Theater statt Revolution
Zwei Tote bei Polizeieinsatz in Georgien / Opposition fordert Rücktritt des Präsidenten
TIFLIS. Auf den ersten Blick war es eine Militärparade wie aus dem Bilderbuch: Kampfflugzeuge malten zum georgischen Unabhängigkeitstag am Donnerstag die Farben der Nationalflagge in die Luft, auf der zentralen Straße in Tiflis winkten Soldaten aus vorbeifahrenden Panzern. Doch die Zugänge zu sämtlichen Nebenstraßen wurden von bewaffneten Sondereinheiten der Polizei bewacht. Denn nur wenige Stunden zuvor hatten sich am gleichen Ort ganz andere Szenen ereignet. Mit Gummigeschossen, Wasserwerfern und Tränengas löste die Polizei kurz nach Mitternacht eine Demonstration der Opposition auf, zwei Menschen wurden dabei getötet und über 40 verletzt.

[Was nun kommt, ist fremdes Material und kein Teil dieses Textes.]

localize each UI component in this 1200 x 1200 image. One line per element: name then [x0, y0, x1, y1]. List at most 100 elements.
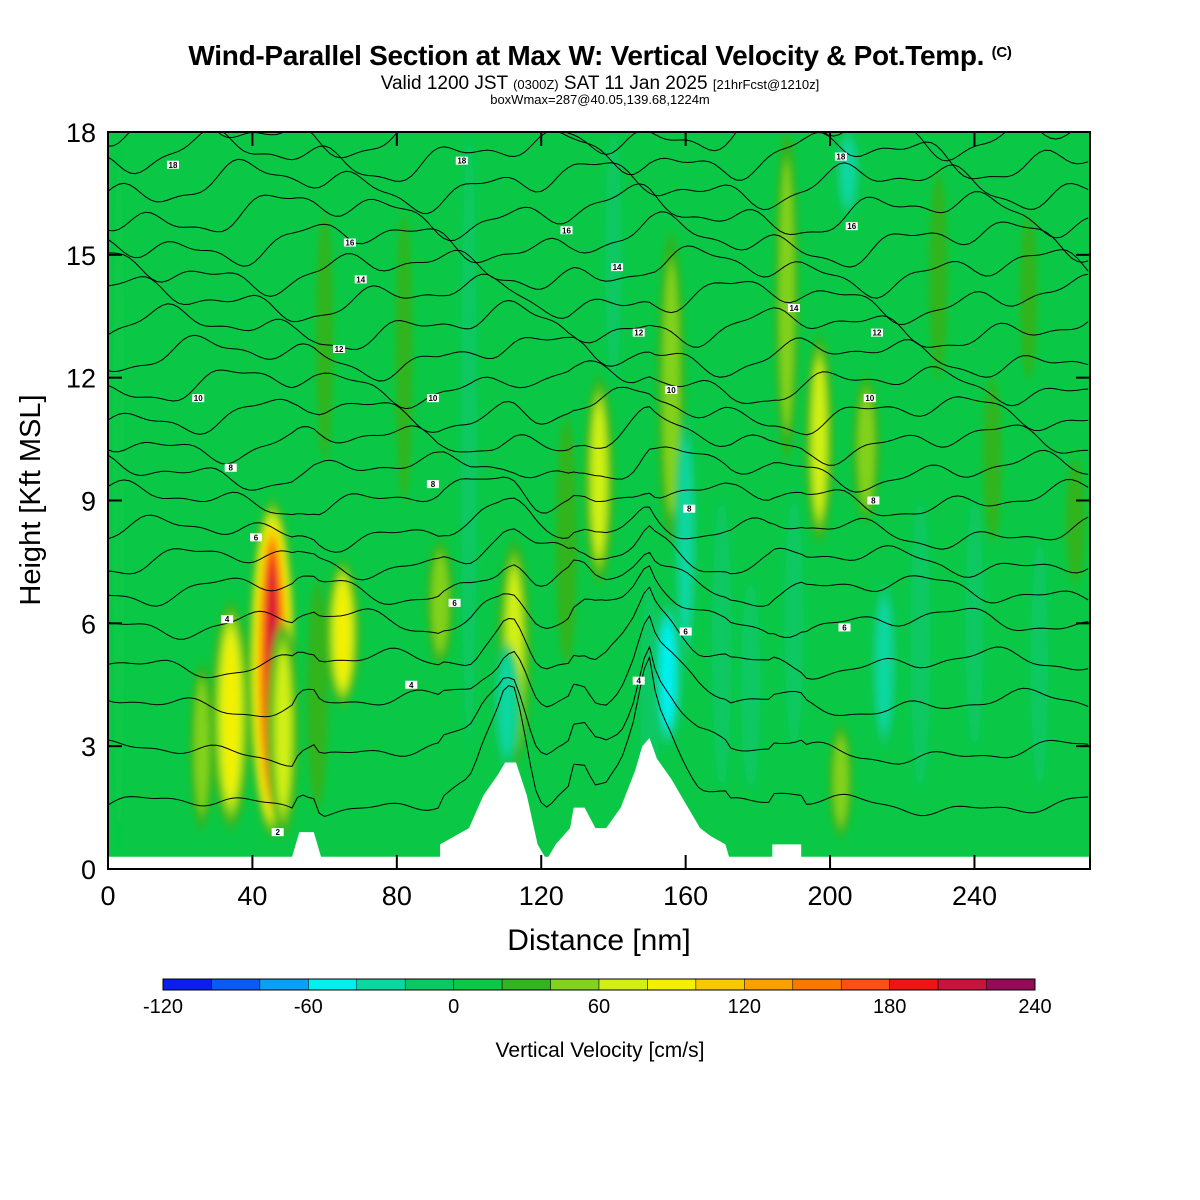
- velocity-plume: [871, 582, 898, 747]
- velocity-plume: [426, 541, 454, 665]
- contour-label-text: 4: [225, 615, 230, 624]
- theta-contour-line: [108, 586, 1089, 680]
- contour-label: 2: [271, 828, 284, 837]
- contour-label: 4: [632, 676, 645, 686]
- x-tick-label: 160: [663, 881, 708, 911]
- theta-contour-line: [108, 211, 1089, 268]
- velocity-plume: [784, 500, 804, 747]
- colorbar-swatch: [598, 978, 648, 991]
- theta-contour-line: [108, 245, 1089, 299]
- contour-label-text: 16: [847, 222, 856, 231]
- velocity-band: [275, 649, 291, 810]
- colorbar-tick-label: 240: [1018, 996, 1051, 1018]
- velocity-band: [395, 213, 413, 501]
- colorbar-swatch: [550, 978, 600, 991]
- colorbar-tick-label: -60: [294, 996, 323, 1018]
- colorbar-tick-label: 180: [873, 996, 906, 1018]
- velocity-plume: [1065, 459, 1086, 583]
- box-wmax-label: boxWmax=287@40.05,139.68,1224m: [490, 92, 710, 107]
- contour-label: 8: [683, 504, 696, 514]
- velocity-band: [857, 390, 875, 509]
- contour-label-text: 14: [356, 275, 365, 284]
- theta-contour-line: [108, 614, 1089, 718]
- terrain-profile: [108, 738, 1090, 869]
- contour-label: 8: [224, 463, 237, 473]
- y-axis-title: Height [Kft MSL]: [15, 394, 47, 605]
- colorbar-swatch: [404, 978, 454, 991]
- colorbar-swatch: [792, 978, 842, 991]
- y-tick-label: 6: [81, 609, 96, 639]
- colorbar-swatch: [308, 978, 358, 991]
- velocity-band: [336, 582, 349, 685]
- velocity-band: [740, 582, 761, 788]
- colorbar-tick-label: -120: [143, 996, 183, 1018]
- theta-contour-line: [108, 406, 1089, 466]
- utc-time-label: (0300Z): [513, 77, 559, 92]
- contour-label: 10: [665, 385, 678, 395]
- colorbar-swatch: [744, 978, 794, 991]
- x-tick-label: 80: [382, 881, 412, 911]
- valid-time-label: Valid 1200 JST: [380, 73, 508, 94]
- x-tick-label: 200: [808, 881, 853, 911]
- contour-label: 16: [343, 238, 356, 248]
- velocity-band: [1030, 541, 1048, 788]
- contour-label: 14: [787, 304, 800, 313]
- theta-contour-line: [108, 183, 1089, 242]
- contour-label: 16: [560, 226, 573, 235]
- velocity-plume: [605, 132, 622, 378]
- theta-contour-line: [108, 446, 1089, 493]
- contour-label-text: 4: [636, 677, 641, 686]
- chart-title-suffix: (C): [991, 44, 1012, 61]
- y-tick-label: 9: [81, 487, 96, 517]
- velocity-plume: [929, 172, 948, 378]
- velocity-band: [112, 132, 125, 857]
- colorbar-tick-label: 120: [728, 996, 761, 1018]
- theta-contour-line: [108, 158, 1089, 215]
- colorbar-title: Vertical Velocity [cm/s]: [496, 1039, 705, 1062]
- velocity-plume: [774, 132, 799, 460]
- velocity-band: [678, 439, 693, 644]
- contour-label-text: 10: [428, 394, 437, 403]
- y-tick-label: 3: [81, 732, 96, 762]
- velocity-plume: [910, 500, 931, 788]
- velocity-plume: [983, 377, 1002, 542]
- contour-label-text: 10: [865, 394, 874, 403]
- theta-contour-line: [108, 299, 1089, 350]
- contour-label: 18: [834, 152, 847, 162]
- velocity-band: [605, 132, 622, 378]
- contour-label: 12: [870, 328, 883, 338]
- velocity-plume: [852, 377, 880, 521]
- contour-label-text: 6: [254, 533, 259, 542]
- colorbar-swatch: [259, 978, 309, 991]
- x-axis: 0 40 80 120 160 200 240: [100, 132, 997, 911]
- contour-label: 14: [611, 263, 624, 272]
- velocity-band: [1020, 213, 1038, 378]
- velocity-band: [983, 377, 1002, 542]
- y-tick-label: 0: [81, 855, 96, 885]
- velocity-plume: [493, 643, 521, 767]
- contour-label: 12: [333, 345, 346, 354]
- x-tick-label: 120: [519, 881, 564, 911]
- chart-subtitle: Valid 1200 JST (0300Z) SAT 11 Jan 2025 […: [0, 73, 1200, 95]
- colorbar-swatch: [453, 978, 503, 991]
- velocity-field: [108, 132, 1090, 869]
- colorbar-swatch: [647, 978, 697, 991]
- velocity-band: [431, 552, 449, 654]
- velocity-plume: [266, 623, 300, 837]
- contour-label-text: 18: [836, 153, 845, 162]
- contour-label-text: 4: [409, 681, 414, 690]
- velocity-plume: [835, 132, 861, 214]
- velocity-band: [812, 362, 826, 516]
- velocity-plume: [1030, 541, 1048, 788]
- contour-label-text: 16: [562, 226, 571, 235]
- theta-contour-line: [108, 476, 1089, 517]
- contour-label: 16: [845, 222, 858, 231]
- colorbar-swatch: [986, 978, 1036, 991]
- velocity-plume: [583, 377, 615, 583]
- y-tick-label: 18: [66, 118, 96, 148]
- theta-contour-line: [108, 334, 1089, 382]
- theta-contours: [108, 132, 1089, 817]
- contour-label: 8: [426, 480, 439, 489]
- theta-contour-line: [108, 386, 1089, 436]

Seit dem vergangenen Wochenende hatte die radikale Opposition in Georgien zur „Revolution“ aufgerufen – mit dem erklärten Ziel, den Präsidenten zu stürzen. Am Sonnabend versammelten sich bis zu zehntausend Menschen im Zentrum von Tiflis. Auf Plakaten, viele von ihnen in englischer Sprache, forderten sie Demokratie und den Rücktritt des Präsidenten. Mehrere Hundert Protestierende kampierten über Nacht vor dem Gebäude des Staatlichen Rundfunks, wo es am Sonntag zu ersten Zusammenstößen mit der Polizei kam. Am Mittwoch blockierten einige Tausend Demonstranten schließlich genau jene Straße, auf der mit einer Militärparade die 20-jährige Unabhängigkeit von der Sowjetunion gefeiert werden sollte. Zusammenstöße mit der Polizei waren vorprogrammiert.
Dabei waren es vor allem ältere Menschen, die tagelang in der georgischen Hauptstadt demonstriert hatten. Sie leiden am stärksten unter Arbeitslosigkeit, niedrigen Löhnen und Renten und steigenden Lebensmittelpreisen. Während in großen Städten Prestigebauten in den Himmel wachsen und selbst in entlegenen Bergregionen Flughäfen eröffnet werden, spüren viele Georgier nichts vom Wirtschaftswachstum des Landes. Die Unzufriedenheit mit Präsident Saakaschwili ist groß, seine Gegner werfen ihm Verschwendung und einen autoritären Regierungsstil vor.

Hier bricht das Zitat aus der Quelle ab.